Statistika: Statistics and Economy Journal (Jun 2019)
Use of Logistic Regression for Understanding and Prediction of Customer Churn in Telecommunications
Abstract
Customer churn, loss of customers due to switch to another service provider or non-renewal of commitment, is very common in highly competitive and saturated markets such as telecommunications. Predictive models need to be implemented to identify customers who are at risk of churning and also to discover the key drivers of churn. The aim of this paper is to use demographic and service usage variables to estimate logistic regression model to predict customer churn in European Telecommunications provider and to find the factors influencing customer churn.

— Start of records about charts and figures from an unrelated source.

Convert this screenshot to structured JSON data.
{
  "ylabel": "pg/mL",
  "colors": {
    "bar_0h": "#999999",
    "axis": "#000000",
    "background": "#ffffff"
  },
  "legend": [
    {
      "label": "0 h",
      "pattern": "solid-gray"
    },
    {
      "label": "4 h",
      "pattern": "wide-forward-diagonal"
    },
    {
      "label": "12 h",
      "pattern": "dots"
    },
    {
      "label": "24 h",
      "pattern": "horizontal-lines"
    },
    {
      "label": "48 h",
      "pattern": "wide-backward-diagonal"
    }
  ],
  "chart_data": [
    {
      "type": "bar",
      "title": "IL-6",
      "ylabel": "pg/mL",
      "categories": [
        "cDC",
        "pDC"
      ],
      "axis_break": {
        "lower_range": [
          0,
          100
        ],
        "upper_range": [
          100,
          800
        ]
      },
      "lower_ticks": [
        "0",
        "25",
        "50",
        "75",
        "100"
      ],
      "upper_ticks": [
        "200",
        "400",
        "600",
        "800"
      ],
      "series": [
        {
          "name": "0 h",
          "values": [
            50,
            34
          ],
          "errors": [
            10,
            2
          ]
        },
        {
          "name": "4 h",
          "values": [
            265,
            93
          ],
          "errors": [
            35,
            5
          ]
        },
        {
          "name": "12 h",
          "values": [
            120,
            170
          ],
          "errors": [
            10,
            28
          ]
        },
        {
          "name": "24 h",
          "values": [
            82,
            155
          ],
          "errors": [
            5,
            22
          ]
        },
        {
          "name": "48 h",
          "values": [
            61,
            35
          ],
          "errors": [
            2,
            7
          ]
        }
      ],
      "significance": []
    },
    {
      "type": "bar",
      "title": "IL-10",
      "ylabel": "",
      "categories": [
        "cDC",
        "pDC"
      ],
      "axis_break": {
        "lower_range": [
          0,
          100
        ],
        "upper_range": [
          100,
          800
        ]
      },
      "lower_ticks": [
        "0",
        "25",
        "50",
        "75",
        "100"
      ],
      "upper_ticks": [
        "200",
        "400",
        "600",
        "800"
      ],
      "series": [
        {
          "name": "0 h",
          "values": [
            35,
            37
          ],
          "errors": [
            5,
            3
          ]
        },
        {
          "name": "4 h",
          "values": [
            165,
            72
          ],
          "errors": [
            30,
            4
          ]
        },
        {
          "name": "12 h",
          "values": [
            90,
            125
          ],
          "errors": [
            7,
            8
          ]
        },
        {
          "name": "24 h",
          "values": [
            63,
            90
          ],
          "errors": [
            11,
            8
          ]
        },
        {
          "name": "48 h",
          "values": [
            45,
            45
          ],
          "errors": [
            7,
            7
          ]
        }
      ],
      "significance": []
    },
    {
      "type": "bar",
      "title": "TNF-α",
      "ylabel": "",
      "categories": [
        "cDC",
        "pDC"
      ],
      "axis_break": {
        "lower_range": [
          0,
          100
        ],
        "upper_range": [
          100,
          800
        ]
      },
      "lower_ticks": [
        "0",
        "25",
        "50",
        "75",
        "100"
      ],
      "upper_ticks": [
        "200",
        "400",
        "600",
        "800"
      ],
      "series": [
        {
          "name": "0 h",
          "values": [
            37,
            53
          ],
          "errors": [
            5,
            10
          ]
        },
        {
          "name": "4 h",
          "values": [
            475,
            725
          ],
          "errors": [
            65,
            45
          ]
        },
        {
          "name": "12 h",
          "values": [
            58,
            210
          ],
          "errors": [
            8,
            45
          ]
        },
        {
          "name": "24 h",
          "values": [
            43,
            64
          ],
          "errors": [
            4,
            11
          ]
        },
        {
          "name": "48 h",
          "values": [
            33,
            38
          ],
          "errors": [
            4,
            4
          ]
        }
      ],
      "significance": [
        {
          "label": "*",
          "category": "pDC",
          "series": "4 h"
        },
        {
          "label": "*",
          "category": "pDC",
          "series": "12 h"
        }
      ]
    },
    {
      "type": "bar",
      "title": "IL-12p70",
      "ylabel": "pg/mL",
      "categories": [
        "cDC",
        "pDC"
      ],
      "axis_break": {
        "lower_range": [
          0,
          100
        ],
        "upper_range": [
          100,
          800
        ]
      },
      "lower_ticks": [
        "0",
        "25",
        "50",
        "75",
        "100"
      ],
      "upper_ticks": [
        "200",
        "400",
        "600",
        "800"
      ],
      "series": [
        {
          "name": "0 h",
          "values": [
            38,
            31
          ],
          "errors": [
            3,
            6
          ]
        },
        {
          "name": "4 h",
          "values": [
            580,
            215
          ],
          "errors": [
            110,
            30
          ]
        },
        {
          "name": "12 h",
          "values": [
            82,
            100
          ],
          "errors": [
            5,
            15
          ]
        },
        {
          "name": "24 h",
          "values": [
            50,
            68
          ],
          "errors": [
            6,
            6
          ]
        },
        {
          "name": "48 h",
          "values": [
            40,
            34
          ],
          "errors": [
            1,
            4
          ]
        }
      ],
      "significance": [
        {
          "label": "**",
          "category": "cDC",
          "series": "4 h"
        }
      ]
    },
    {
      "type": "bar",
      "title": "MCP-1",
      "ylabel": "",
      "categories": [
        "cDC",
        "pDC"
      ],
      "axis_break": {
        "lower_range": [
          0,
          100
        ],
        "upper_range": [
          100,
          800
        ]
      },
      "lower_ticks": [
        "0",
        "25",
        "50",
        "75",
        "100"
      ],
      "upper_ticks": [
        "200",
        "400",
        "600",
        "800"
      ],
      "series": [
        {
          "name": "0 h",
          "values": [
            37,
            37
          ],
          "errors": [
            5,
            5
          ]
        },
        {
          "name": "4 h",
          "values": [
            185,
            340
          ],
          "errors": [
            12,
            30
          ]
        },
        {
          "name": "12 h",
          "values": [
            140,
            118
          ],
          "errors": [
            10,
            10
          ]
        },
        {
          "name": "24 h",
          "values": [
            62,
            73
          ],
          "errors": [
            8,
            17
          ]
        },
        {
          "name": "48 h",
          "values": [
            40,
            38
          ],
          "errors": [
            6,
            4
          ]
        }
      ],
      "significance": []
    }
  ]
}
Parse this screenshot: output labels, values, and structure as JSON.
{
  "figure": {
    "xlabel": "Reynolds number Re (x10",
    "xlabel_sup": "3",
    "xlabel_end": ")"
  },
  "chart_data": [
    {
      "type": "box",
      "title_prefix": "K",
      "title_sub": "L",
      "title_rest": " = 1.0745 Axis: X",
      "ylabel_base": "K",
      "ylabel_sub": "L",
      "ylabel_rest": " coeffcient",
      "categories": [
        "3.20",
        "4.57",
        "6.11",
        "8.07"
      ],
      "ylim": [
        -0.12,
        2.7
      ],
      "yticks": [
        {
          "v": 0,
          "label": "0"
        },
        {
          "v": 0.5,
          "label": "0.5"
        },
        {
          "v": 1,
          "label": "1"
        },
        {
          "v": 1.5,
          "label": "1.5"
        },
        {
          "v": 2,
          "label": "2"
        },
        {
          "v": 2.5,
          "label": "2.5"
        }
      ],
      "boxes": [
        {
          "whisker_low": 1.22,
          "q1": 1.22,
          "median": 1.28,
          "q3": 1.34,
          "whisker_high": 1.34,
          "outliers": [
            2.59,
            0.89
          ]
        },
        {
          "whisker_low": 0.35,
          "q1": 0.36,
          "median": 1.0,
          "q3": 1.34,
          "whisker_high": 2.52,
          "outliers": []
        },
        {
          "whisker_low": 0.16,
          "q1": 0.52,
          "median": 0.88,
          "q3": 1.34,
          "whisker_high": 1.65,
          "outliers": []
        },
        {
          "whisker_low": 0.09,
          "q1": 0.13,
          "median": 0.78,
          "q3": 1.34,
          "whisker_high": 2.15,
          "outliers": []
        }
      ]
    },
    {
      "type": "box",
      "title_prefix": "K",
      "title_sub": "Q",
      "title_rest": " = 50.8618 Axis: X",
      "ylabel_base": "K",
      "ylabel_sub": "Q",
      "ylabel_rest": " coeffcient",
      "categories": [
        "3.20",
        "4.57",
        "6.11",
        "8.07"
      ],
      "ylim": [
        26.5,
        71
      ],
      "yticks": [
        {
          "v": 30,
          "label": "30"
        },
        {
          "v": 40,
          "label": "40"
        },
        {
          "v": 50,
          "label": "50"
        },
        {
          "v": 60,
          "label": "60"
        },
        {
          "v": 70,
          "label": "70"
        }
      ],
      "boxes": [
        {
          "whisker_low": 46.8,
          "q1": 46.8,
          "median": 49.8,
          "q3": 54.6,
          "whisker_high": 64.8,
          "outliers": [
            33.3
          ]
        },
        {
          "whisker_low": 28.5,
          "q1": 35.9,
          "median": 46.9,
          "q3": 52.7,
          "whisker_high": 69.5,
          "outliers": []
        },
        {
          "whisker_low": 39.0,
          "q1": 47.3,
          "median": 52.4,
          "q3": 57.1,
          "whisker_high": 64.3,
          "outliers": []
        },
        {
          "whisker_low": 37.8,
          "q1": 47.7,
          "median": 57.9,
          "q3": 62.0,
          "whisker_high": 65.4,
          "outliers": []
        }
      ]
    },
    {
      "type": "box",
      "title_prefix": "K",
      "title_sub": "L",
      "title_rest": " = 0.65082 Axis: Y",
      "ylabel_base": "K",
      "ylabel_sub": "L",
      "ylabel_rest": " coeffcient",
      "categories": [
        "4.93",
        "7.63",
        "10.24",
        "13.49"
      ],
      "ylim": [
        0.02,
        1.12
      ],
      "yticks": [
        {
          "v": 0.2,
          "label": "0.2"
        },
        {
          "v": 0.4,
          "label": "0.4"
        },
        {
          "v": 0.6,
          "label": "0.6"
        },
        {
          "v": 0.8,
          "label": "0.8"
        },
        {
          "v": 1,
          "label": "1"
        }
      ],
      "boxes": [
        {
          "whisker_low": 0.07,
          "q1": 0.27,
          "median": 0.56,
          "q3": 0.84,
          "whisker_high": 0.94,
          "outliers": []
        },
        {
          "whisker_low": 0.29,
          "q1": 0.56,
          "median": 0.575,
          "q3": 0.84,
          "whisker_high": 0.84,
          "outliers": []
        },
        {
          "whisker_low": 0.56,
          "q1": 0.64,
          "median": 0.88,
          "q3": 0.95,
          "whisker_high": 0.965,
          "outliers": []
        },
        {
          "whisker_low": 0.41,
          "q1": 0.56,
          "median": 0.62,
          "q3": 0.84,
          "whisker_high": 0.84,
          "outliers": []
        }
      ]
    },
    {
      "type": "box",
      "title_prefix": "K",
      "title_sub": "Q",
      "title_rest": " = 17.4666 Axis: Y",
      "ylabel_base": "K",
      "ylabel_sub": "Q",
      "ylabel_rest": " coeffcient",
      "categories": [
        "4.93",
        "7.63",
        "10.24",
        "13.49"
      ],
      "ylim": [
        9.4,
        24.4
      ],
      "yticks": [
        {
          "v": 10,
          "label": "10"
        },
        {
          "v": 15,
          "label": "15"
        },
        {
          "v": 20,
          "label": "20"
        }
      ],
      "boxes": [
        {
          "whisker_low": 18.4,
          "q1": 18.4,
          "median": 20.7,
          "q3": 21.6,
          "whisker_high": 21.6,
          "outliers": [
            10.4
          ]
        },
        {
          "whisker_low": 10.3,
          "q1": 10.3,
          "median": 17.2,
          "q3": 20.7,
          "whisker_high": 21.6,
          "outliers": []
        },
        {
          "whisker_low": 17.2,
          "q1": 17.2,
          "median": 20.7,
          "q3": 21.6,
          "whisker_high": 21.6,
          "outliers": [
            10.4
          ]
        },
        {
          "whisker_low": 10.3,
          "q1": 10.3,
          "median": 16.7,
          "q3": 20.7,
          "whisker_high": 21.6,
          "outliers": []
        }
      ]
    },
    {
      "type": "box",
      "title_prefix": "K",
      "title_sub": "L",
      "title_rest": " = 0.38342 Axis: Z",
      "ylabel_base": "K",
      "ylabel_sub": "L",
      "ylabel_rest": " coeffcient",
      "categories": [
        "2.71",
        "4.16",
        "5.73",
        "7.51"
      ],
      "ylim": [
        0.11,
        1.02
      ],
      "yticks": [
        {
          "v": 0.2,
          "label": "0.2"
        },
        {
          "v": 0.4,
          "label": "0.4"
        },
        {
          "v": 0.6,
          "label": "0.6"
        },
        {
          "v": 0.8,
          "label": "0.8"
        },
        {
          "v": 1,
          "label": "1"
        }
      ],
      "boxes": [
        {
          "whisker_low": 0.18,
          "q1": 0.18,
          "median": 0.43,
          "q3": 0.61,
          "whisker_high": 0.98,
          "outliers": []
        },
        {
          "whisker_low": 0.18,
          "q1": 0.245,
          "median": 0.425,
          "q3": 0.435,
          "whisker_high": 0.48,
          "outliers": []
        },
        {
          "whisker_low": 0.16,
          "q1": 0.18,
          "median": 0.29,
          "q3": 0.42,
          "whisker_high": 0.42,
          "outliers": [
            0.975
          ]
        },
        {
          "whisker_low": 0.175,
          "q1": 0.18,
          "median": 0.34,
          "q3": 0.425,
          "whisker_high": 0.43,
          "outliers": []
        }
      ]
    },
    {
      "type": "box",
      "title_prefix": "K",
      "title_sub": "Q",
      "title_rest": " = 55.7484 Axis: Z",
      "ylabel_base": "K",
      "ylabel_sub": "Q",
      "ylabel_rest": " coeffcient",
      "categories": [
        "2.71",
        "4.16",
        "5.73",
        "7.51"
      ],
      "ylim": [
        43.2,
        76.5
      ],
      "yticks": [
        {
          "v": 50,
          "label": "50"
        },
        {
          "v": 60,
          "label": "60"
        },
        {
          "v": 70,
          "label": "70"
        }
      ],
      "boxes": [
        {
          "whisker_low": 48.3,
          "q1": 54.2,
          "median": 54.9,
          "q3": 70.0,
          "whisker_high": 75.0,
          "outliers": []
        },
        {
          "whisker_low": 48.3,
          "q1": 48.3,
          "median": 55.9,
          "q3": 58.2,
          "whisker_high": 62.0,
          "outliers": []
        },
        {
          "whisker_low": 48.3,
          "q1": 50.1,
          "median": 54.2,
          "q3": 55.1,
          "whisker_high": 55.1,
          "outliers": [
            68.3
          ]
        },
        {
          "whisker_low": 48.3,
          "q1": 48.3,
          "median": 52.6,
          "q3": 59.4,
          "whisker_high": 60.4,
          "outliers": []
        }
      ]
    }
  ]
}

An interesting findings came out of the estimated model – younger customers who are shorter time with company, who use mobile data and sms more than traditional calls, having occasional problem with paying bills, with students account and ending contract in the near future are typical representatives of customers who tend to leave the company. An interaction terms added as explanatory variables showed that effect of usage of data and voice vary depending on the year of birth. The quality of the logistic regression model was assessed by Hosmer-Lemeshow test and pseudo R squared measures. An independent testing data set was further used to evaluate the predictive ability of the model by computation of performance metrics such as the area under the ROC curve (AUC), sensitivity and precision. The resulting model was able to catch 94.8% of customers who in fact left the company. Quality of the model was confirmed also by high value of AUC metric equal to 0.9759. Logistic regression represents a very useful tool in prediction of customer churn not only thanks to its interpretability, but also for its predictive power.